A second conclusion involves the amount of training examples used for a UNET. Given small amounts of training data, the UNET didn't perform well at all. The original UNET paper demonstrated it's ability to perform well using just 30 training images. But our network performed very poorly with over 10 times more training examples than what was used in the original paper. This was unexpected, but demonstrates the difference between image types. Ultrasound images are notorious for containing more noise, so perhaps require much more training examples than if the images were electronic microscopic recordings. So we can conclude that while the UNET may perform well with limited training examples, it doesn't perform well in all settings. The nature of the images matters a lot.
Future work
Our experiments showed a best DCF score of 0.67, which is significantly lower than the best score during the Kaggle competition which was 0.73226. Part of this is because entries of the competition used all 100 percent of the examples to train the model, whereas we had to reserve 20 percent of our data for test. That said, we don't expect that using the entire data set for training would have resulted in the best score for the competition. So there would still be lots of future work left to bring our UNET to a best in class structure.

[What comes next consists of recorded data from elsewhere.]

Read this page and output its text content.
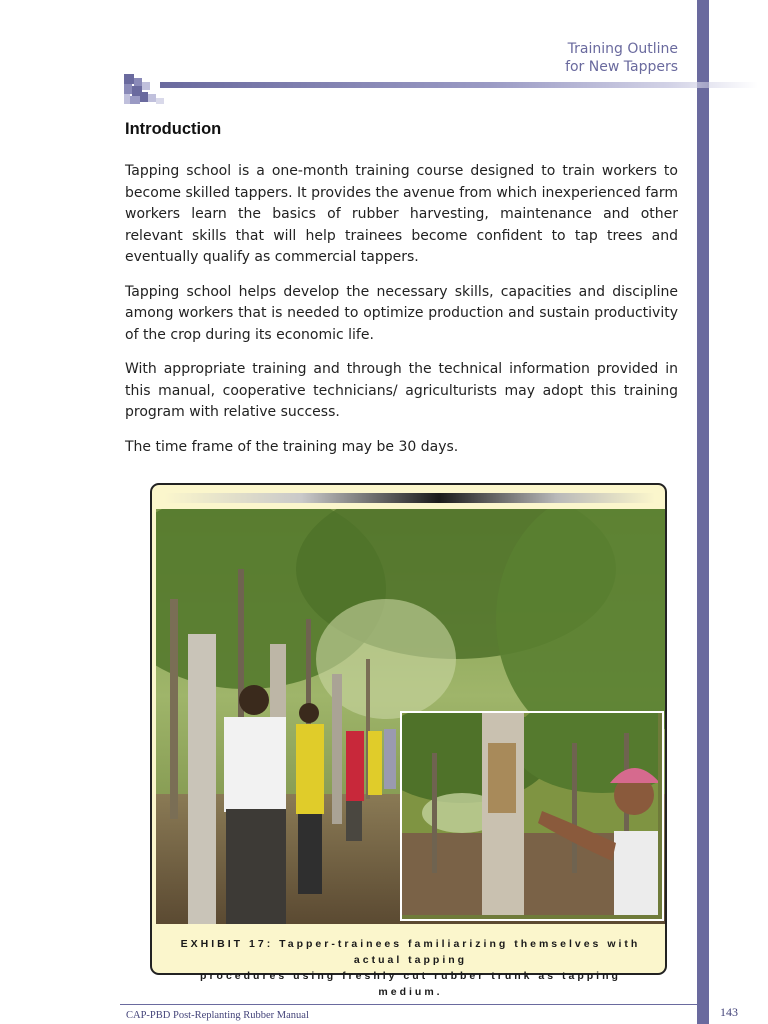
Training Outline
for New Tappers
Introduction

Tapping school is a one-month training course designed to train workers to become skilled tappers. It provides the avenue from which inexperienced farm workers learn the basics of rubber harvesting, maintenance and other relevant skills that will help trainees become confident to tap trees and eventually qualify as commercial tappers.

Tapping school helps develop the necessary skills, capacities and discipline among workers that is needed to optimize production and sustain productivity of the crop during its economic life.

With appropriate training and through the technical information provided in this manual, cooperative technicians/ agriculturists may adopt this training program with relative success.

The time frame of the training may be 30 days.

EXHIBIT 17: Tapper-trainees familiarizing themselves with actual tapping
procedures using freshly cut rubber trunk as tapping medium.
CAP-PBD Post-Replanting Rubber Manual	143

The main purpose of this research wasn't necessarily to create the best performance on this segmentation task. It was to assess the appropriateness of a UNET architecture for this segmentation task. While we demonstrated it's promise, we can't conclude it's the leader until we test it against all other competitive architectures. The list of competitive networks isn't short; just some of the other networks include:
- Fully Convolutional Network 8, 16, 32
- Fully Convolutional DenseNet
- Mask R-CNN
- PSPNet
- RefineNet
- G-FRNet
- DecoupleNet
In addition to trying other network structures, one could attempt to tune the parameters of each network in many different ways including:
- Changing the resolution of the images. Instead of 64X80 for example, you could try 80X112
- Attempting other data augmentations including elastic transforms.
- Likely many more. I don't pretend to be an expert with tuning CNNs.